Now that everyone’s situation is a little different, how can you be sure your staff’s rights are protected, and that business continues as normally as possible?
Kerin Stackpole leads the Employment + Labor Law Group at Paul Frank + Collins, based in Burlington, Vermont. She is also a frequent speaker and teacher. While Stackpole’s colleagues have been accustomed to working remotely for some time, she acknowledges that communication between remote employees, especially during current stay-at-home measures, can take some extra effort.

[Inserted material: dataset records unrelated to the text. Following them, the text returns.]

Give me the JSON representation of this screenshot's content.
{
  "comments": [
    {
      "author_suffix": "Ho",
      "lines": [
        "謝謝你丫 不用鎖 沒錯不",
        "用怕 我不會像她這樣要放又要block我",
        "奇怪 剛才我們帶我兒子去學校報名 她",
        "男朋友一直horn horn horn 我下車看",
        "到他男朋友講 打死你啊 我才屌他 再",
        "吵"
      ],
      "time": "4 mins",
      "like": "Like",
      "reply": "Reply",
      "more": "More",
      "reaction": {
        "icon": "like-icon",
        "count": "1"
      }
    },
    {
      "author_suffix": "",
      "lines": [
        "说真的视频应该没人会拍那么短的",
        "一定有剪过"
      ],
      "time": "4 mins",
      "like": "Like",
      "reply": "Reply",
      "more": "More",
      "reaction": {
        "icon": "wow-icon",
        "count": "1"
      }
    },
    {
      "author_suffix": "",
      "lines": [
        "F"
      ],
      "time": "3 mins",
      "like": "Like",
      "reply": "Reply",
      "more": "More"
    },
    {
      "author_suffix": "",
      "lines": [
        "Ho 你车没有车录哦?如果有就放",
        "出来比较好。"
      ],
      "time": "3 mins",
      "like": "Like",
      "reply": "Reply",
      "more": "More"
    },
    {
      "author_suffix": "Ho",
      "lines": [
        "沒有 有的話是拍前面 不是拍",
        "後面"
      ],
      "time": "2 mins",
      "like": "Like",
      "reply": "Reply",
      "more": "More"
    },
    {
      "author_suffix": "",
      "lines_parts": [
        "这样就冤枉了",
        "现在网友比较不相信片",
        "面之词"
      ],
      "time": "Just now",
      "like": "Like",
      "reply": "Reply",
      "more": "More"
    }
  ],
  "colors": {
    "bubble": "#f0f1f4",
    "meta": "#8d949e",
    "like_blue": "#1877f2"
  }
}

While in the office, her assistant Mary and she are “joined at the hip,” when working remotely, the two keep in close contact over the phone: “We both prefer Facetime, because we get to see one another also.” Remote work has also presented her with a career first when she met via video conference with witnesses and lawyers for an arbitration. “We essentially did a trial over video chat. That was the first time I’ve ever done that!”
By far the most important resource pediatricians have to maintain morale, productivity, and efficiency is communication. In an article for Fortune, Gina M. Weatherup, founder of Chantilly Mediation and Facilitation, in Virginia recommends over-communicating messages rather than the opposite. “You can never really be 100% certain that whoever you’re communicating with understands fully unless you ask them what you said or what they think you’re asking for,” she explains.
Practices may have some staff working remotely while other teams are more present in the office. Daily huddles, team meetings, or management communication workflows can help everyone set clear goals, receive updates and feedback, and report hurdles and achievements. In some practices, you may even benefit from selecting a point person to communicate from office to remote staff -- the U.S. government requires federal teleworkers to have a “Telework Managing Officer” to keep teleworkers up to date.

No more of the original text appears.